Sun, 19 Oct 2014
Constable at the V & A, 2014

The Constable exhibition at the V&A is titled The Making of a Master and shows Constable's growth as an artist and many of his influences down the years.

A lot to see in the show, each room has a theme (common practice now) and some rooms devoted to prints he might have owned, or borrowed to copy. Many prints are "after so-and-so" (e.g. After Rubens). In those days, collecting or looking at prints was the only way one could see a lot of art, second hand. No wonder some (well off) people built special cases for a painting so they could carry it around with them wherever they went.

I've grown to really appreciate the 17th Century Dutch school of landscape painters, artists like Van Ruisdael : Constable learned a lot from them.

Right : A Landscape with a Ruined Castle and a Church, about 1665-70, Jacob van Ruisdael

However, he holds his own (and then some) in such august company. One of the best aspects of the exhibition is being able to stand in front of both the study and the final work. For some of his paintings, the study is large: as large as the final work. Big, momentous oil paintings, as big as Turner's, but otherwise very different.

Constable's The Leaping Horse is over 6 feet long and has an equally large oil "sketch" hanging beside it.

Below : The Leaping Horse 1825
Oil on canvas

And his oil sketches stand out, one of the first artists to try and complete more of the painting out of doors, in front of the subject. As you'd expect, the weather often caused him problems, rain-drops running into the paint in some places.

Below : Willy Lott’s House 1816
Oil on paper laid on on canvas

The Victoria and Albert's a good museum that I don't visit often enough. I couldn't resist some lunch in the very ornate café either!

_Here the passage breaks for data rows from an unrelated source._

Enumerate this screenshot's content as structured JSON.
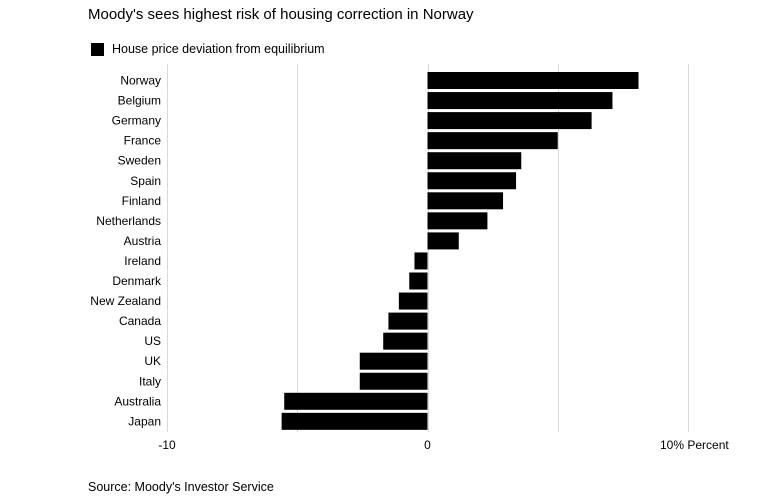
{
  "title": "Moody's sees highest risk of housing correction in Norway",
  "source": "Source: Moody's Investor Service",
  "colors": {
    "bar": "#000000",
    "grid": "#d9d9d9",
    "background": "#ffffff"
  },
  "chart_data": {
    "type": "bar",
    "orientation": "horizontal",
    "categories": [
      "Norway",
      "Belgium",
      "Germany",
      "France",
      "Sweden",
      "Spain",
      "Finland",
      "Netherlands",
      "Austria",
      "Ireland",
      "Denmark",
      "New Zealand",
      "Canada",
      "US",
      "UK",
      "Italy",
      "Australia",
      "Japan"
    ],
    "series": [
      {
        "name": "House price deviation from equilibrium",
        "values": [
          8.1,
          7.1,
          6.3,
          5.0,
          3.6,
          3.4,
          2.9,
          2.3,
          1.2,
          -0.5,
          -0.7,
          -1.1,
          -1.5,
          -1.7,
          -2.6,
          -2.6,
          -5.5,
          -5.6
        ]
      }
    ],
    "xlim": [
      -10,
      10
    ],
    "xticks": [
      {
        "value": -10,
        "label": "-10"
      },
      {
        "value": 0,
        "label": "0"
      },
      {
        "value": 10,
        "label": "10% Percent"
      }
    ],
    "grid": true,
    "legend": "top-left"
  }
}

I bought the Turner exhibition catalogue, a lovely large glossy book showing off some his great late paintings. I spent some time looking at the Constable catalogue book as well but couldn't bring myself to buy it in the end. I think that Constable's paintings, as much as I like them, just seem too dark printed here. I assume the printing was "correct", but it's hard to colour balance art in books versus life. It just didn't seem to do the work so much justice. It was a tough call though.